William Liu

GitLab

Syncing GitHub and GitLab

If you’re switching over from GitHub to GitLab or vice versa, you might want to sync up your repositories so that if there’s an update to one, it’ll be reflected in the other.

GitLab

GitLab has some cool features to import a repository from GitHub pretty easily as a project. Once you import a project over, you’ll want to make sure the repos get synced. Click on ‘Settings’ > ‘Repository’.

Pull from a remote repository

I clicked ‘Mirror repository’ and under my Git repository URL, I have https://git@github.com/WilliamQLiu/my_repo_name.git. For Authentication Method, I’m using a ‘Password’, which is a Token that I generated on GitHub (I’m using Token since I have 2FA).

Tokens

You can generate a token under ‘Settings’ > ‘Repository’ and add a ‘Deploy Token’. That way you can run say git clone using that token.

E.g. git clone https://my-token-username:my-token-password@gitlab.com/mycompany/mydept/myproject.git

Push to a remote repository

I setup a remote repository that I want to update anytime my GitLab repo changes. I clicked ‘Settings’ > ‘Repository’ > ‘Mirroring repositories’ > ‘Mirror a repository’ and for the URL I have: https://<enter_my_token>@github.com/WilliamQLiu/my_repo_name.git.

Don’t worry, the Token is hidden. Since I’m using a token, I’m going to use a ‘https’ url instead of ssh url. For ‘Authentication Method’, you can leave that as ‘None’ since we have our token in the url.

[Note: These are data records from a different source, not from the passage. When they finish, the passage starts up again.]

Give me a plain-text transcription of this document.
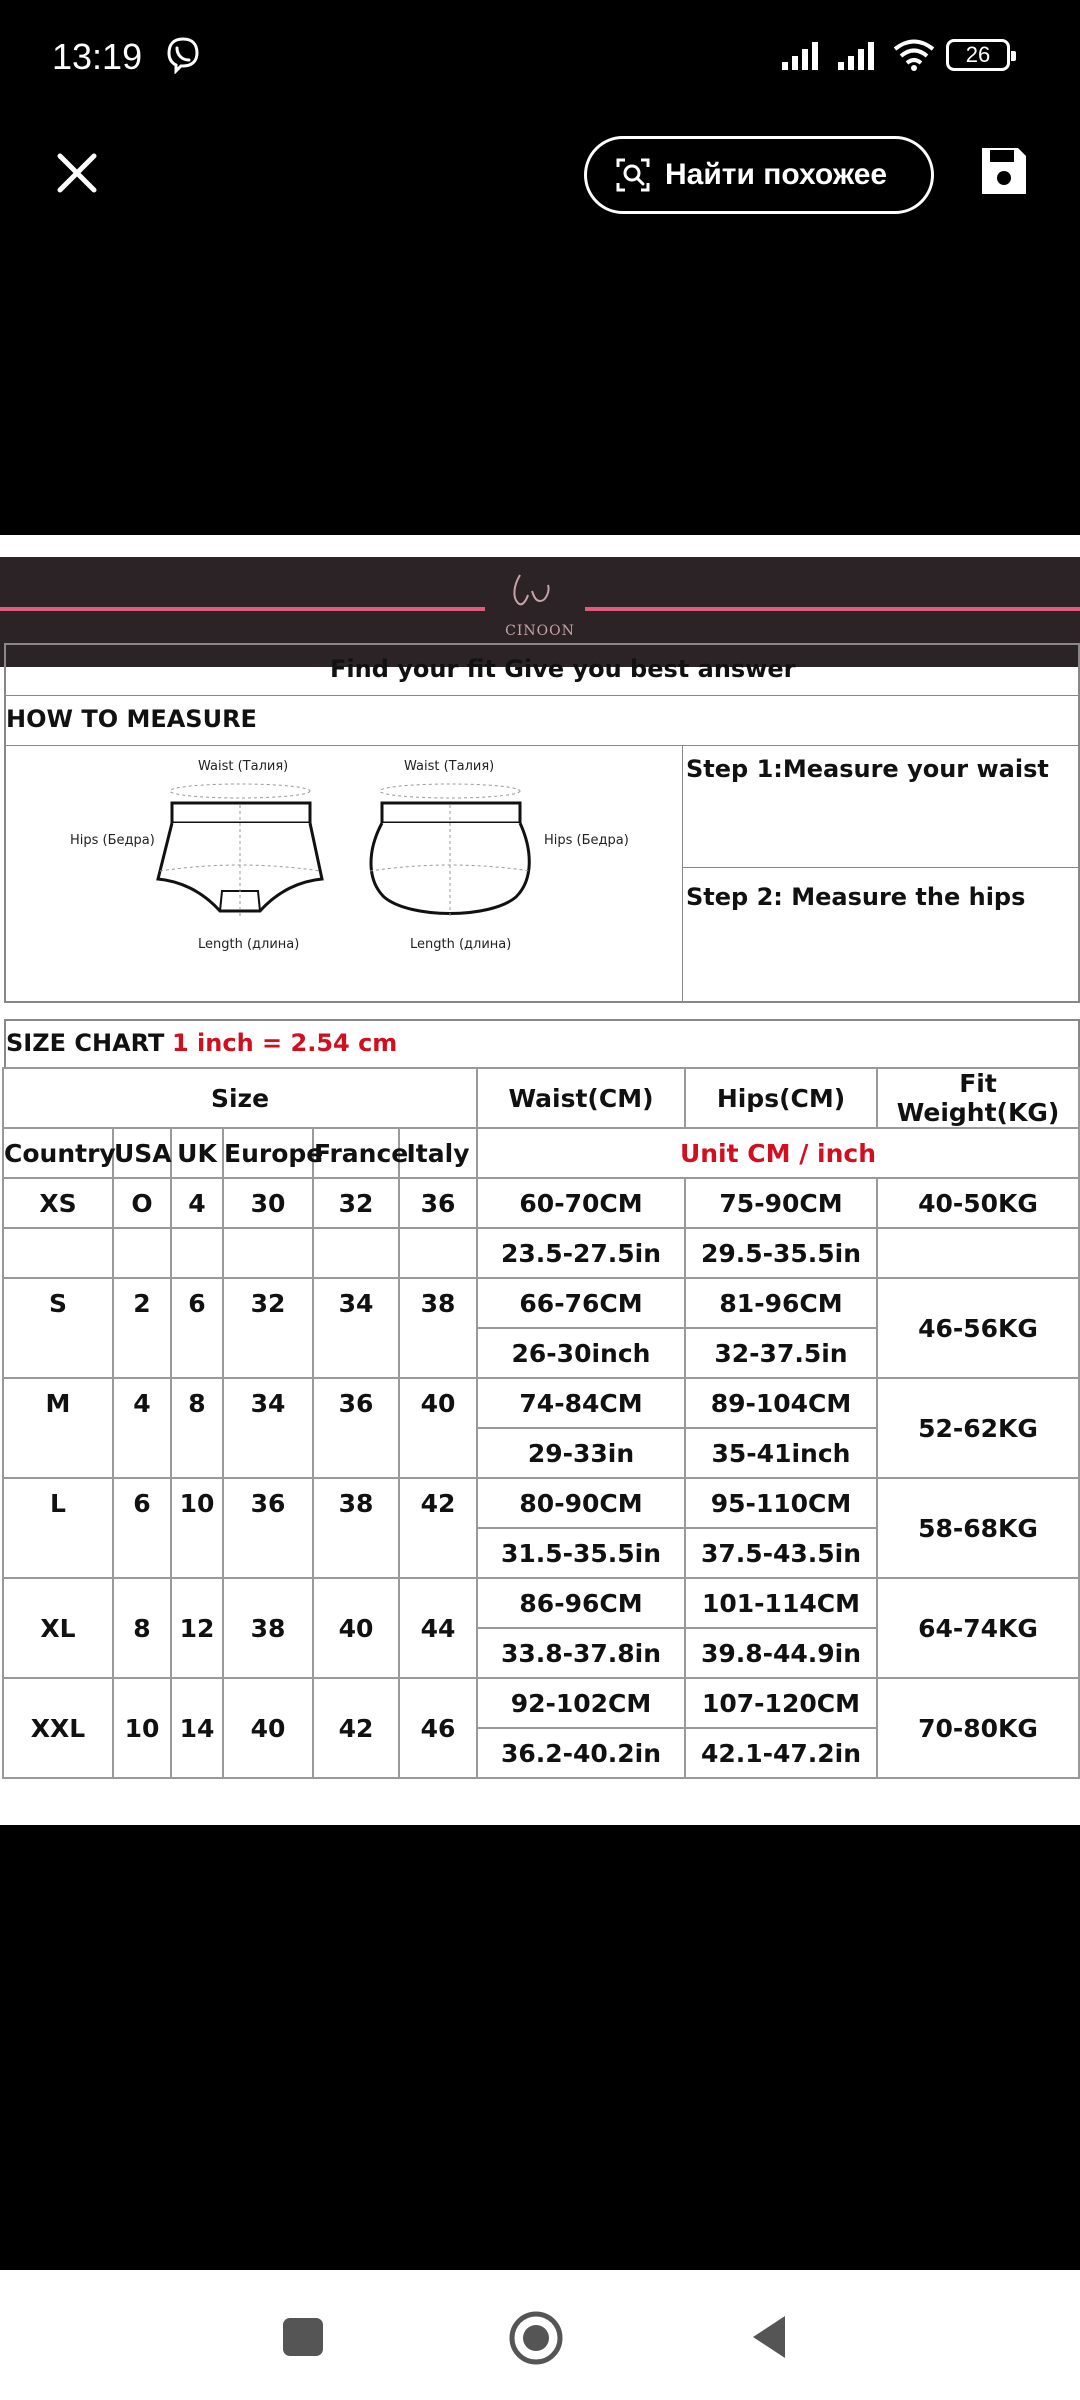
13:19	26
Найти похожее
CINOON
Find your fit Give you best answer
HOW TO MEASURE
Step 1:Measure your waist
Step 2: Measure the hips
Waist (Талия)	Waist (Талия)
Hips (Бедра)	Hips (Бедра)
Length (длина)	Length (длина)
SIZE CHART 1 inch = 2.54 cm
Size						Waist(CM)	Hips(CM)	Fit Weight(KG)
Country	USA	UK	Europe	France	Italy	Unit CM / inch		
XS	O	4	30	32	36	60-70CM	75-90CM	40-50KG
						23.5-27.5in	29.5-35.5in	
S	2	6	32	34	38	66-76CM	81-96CM	46-56KG
						26-30inch	32-37.5in	
M	4	8	34	36	40	74-84CM	89-104CM	52-62KG
						29-33in	35-41inch	
L	6	10	36	38	42	80-90CM	95-110CM	58-68KG
						31.5-35.5in	37.5-43.5in	
XL	8	12	38	40	44	86-96CM	101-114CM	64-74KG
						33.8-37.8in	39.8-44.9in	
XXL	10	14	40	42	46	92-102CM	107-120CM	70-80KG
						36.2-40.2in	42.1-47.2in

That’s it, you should be synced!

GitLab CI/CD

Depending on the files you have in your repo, GitLab will run different configurations and commands:

GitLab AutoDevops

If you don’t have any of the above, you can enable ‘AutoDevops’ where GitLab will try to guess what you’re building using a Heroku buildpack. To enable, click on ‘Settings > CI/CD > Auto Devops > Enable Auto DevOps’

GitLab Runner

So if you want to test the CI system without having to keep making updates thinking you fixed an issue (only to have one or two tests fail), you can use gitlab runner.

Install GitLab Runner

https://docs.gitlab.com/runner/install/linux-manually.html

Give permissions for the file to execute:

sudo chmod +x /usr/bin/gitlab-runner

Create a GitLab CI user:

sudo useradd --comment 'GitLab Runner' --create-home gitlab-runner --shell /bin/bash

Install and run as a service

sudo gitlab-runner install --user=gitlab-runner --working-directory=/home/gitlab-runner

Start and Stop the Service

sudo gitlab-runner start
sudo gitlab-runner stop

Running Gitlab CI Multi Runner

Install gitlab-ci-multi-runner, which is the exact same application that runs the tests on the GitLab CI instance:

gitlab-ci-multi-runner exec docker <test_name_command>

e.g. gitlab-ci-multi-runner exec docker test

A test command could be like pytest

It’ll check for a .gitlab-ci.yml file in your repo and run that.

.gitlab-ci.yml

A .gitlab-ci.yml file will define a set of jobs. Certain keywords like before_script will be executed before each job.

See documentation here: https://docs.gitlab.com/ee/ci/yaml/README.html

The default gitlab ci file is here:

https://gitlab.com/gitlab-org/gitlab-ci-yml/blob/master/Auto-DevOps.gitlab-ci.yml

CI-Lint

There’s a built-in linter under your project (as /ci/lint)

https://gitlab.com/MyTeam/my_repo/-/ci/lint

Insert your .gitlab-ci.yml file there and Validate it.